Deformable Attentive Visual Enhancement for Referring Segmentation Using Vision-Language Model
Alaa Dalaq, Muzammil Behzad
TL;DR
Referring image segmentation requires precise cross-modal grounding between language and complex object boundaries. SegVLM introduces deformable-attentive visual enhancement, SE recalibration, residual fusion, and a Referring-Aware Fusion (RAF) loss to improve cross-modal alignment and boundary accuracy within a vision-language framework. The RAF loss combines BCE, Focal, and Adaptive Dice components to address class imbalance and hard boundary pixels, while deformable convolutions enable adaptive receptive fields and language-conditioned dynamic kernels. Evaluated on PhraseCut, SegVLM achieves an IoU of about $IoU \approx 53.9\%$ with strong boundary precision and maintains efficiency with ~63M parameters, demonstrating robust generalization to synthetic prompts and cross-domain datasets for practical deployment.
Abstract
Image segmentation is a fundamental task in computer vision, aimed at partitioning an image into semantically meaningful regions.
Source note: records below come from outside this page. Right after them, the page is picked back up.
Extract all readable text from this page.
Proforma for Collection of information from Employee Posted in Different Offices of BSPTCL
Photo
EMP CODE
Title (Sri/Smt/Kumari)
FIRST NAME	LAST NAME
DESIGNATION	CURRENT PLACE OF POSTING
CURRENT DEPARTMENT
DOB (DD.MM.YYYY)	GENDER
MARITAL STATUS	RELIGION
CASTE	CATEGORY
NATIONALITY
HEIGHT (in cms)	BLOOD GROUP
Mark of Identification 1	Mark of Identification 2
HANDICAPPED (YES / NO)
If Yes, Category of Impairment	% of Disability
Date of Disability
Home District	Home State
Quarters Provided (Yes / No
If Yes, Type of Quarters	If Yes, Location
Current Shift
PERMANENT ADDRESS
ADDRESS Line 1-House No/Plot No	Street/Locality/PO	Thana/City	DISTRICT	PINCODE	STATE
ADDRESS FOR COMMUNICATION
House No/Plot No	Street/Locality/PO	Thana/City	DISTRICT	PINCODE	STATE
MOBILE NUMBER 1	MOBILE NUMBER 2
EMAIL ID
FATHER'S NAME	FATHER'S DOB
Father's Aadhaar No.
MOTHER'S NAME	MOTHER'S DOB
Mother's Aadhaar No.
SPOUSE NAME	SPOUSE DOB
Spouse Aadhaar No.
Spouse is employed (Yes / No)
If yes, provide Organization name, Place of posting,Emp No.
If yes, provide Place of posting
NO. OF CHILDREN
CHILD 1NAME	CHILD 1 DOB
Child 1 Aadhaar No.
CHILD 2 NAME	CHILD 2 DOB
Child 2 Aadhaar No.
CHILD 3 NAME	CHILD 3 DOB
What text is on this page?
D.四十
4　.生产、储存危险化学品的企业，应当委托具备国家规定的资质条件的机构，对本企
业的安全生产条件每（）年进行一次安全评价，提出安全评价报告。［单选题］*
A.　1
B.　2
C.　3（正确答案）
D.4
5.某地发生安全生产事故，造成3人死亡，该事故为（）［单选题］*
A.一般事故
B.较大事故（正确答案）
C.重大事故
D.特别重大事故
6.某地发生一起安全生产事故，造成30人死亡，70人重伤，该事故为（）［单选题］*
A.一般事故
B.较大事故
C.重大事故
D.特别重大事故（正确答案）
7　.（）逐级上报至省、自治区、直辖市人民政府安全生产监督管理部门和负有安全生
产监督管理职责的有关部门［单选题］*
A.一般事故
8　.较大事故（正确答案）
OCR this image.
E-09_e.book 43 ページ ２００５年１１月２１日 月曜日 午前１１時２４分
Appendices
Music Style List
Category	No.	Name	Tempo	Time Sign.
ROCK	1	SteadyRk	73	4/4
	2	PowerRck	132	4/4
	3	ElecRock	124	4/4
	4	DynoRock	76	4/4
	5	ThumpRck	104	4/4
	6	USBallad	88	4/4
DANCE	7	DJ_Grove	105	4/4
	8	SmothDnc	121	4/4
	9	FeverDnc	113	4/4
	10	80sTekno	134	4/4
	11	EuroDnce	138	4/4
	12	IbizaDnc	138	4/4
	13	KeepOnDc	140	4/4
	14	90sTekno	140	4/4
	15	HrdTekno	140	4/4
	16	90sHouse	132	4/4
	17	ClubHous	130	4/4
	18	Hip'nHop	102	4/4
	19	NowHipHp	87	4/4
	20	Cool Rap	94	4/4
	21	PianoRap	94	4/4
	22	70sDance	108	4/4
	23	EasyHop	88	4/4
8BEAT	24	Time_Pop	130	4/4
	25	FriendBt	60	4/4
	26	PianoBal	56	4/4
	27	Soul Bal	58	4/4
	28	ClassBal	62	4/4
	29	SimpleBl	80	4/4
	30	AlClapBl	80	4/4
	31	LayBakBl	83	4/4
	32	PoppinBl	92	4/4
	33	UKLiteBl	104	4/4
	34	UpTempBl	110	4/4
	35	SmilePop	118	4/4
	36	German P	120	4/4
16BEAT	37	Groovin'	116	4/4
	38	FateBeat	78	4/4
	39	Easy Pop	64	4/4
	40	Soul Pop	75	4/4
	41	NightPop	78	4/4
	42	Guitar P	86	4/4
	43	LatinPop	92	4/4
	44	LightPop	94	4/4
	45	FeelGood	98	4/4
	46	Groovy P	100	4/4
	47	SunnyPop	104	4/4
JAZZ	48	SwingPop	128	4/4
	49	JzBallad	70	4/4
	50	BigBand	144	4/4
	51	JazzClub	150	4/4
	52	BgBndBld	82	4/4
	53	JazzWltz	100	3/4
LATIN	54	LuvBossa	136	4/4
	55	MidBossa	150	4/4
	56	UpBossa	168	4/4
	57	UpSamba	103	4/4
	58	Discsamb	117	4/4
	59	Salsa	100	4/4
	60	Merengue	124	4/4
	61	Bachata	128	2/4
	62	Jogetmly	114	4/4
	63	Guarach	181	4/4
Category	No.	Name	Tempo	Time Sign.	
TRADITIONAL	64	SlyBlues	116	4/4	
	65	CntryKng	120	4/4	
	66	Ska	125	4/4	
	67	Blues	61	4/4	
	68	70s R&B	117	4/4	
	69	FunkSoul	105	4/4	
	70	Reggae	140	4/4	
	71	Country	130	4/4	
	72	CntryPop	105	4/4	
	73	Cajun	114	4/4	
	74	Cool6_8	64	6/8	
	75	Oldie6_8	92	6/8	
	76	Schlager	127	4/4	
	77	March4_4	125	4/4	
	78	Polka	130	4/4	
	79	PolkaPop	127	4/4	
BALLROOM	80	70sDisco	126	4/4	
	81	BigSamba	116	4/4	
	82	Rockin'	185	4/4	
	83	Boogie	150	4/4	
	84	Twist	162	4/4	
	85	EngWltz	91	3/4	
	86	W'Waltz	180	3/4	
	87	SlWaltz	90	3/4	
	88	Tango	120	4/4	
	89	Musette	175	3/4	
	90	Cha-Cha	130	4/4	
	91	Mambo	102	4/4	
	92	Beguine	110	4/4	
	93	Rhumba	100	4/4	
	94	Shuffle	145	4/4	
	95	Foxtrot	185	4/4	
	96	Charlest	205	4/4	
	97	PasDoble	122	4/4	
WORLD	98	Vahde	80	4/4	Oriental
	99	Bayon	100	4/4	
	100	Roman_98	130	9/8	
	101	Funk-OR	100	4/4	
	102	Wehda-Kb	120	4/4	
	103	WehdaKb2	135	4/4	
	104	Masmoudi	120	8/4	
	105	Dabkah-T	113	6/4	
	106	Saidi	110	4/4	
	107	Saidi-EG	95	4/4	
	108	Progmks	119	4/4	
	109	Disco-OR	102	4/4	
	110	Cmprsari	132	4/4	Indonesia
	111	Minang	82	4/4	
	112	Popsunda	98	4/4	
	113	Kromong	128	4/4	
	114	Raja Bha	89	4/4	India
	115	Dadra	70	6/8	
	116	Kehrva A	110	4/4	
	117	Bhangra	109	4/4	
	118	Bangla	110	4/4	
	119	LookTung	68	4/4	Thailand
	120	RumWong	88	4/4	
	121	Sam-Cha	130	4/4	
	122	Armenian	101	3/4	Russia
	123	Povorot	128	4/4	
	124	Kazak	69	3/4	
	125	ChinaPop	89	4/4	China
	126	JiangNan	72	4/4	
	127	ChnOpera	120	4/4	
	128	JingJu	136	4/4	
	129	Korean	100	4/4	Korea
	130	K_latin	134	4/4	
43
Referring image segmentation extends this task by using natural language expressions to localize specific objects, requiring effective integration of visual and linguistic information. In this work, we propose SegVLM, a vision-language model that incorporates architectural improvements to enhance segmentation accuracy and cross-modal alignment. The model integrates squeeze-and-excitation (SE) blocks for dynamic feature recalibration, deformable convolutions for geometric adaptability, and residual connections for deep feature learning. We also introduce a novel referring-aware fusion (RAF) loss that balances region-level alignment, boundary precision, and class imbalance. Extensive experiments and ablation studies demonstrate that each component contributes to consistent performance improvements. SegVLM also shows strong generalization across diverse datasets and referring expression scenarios.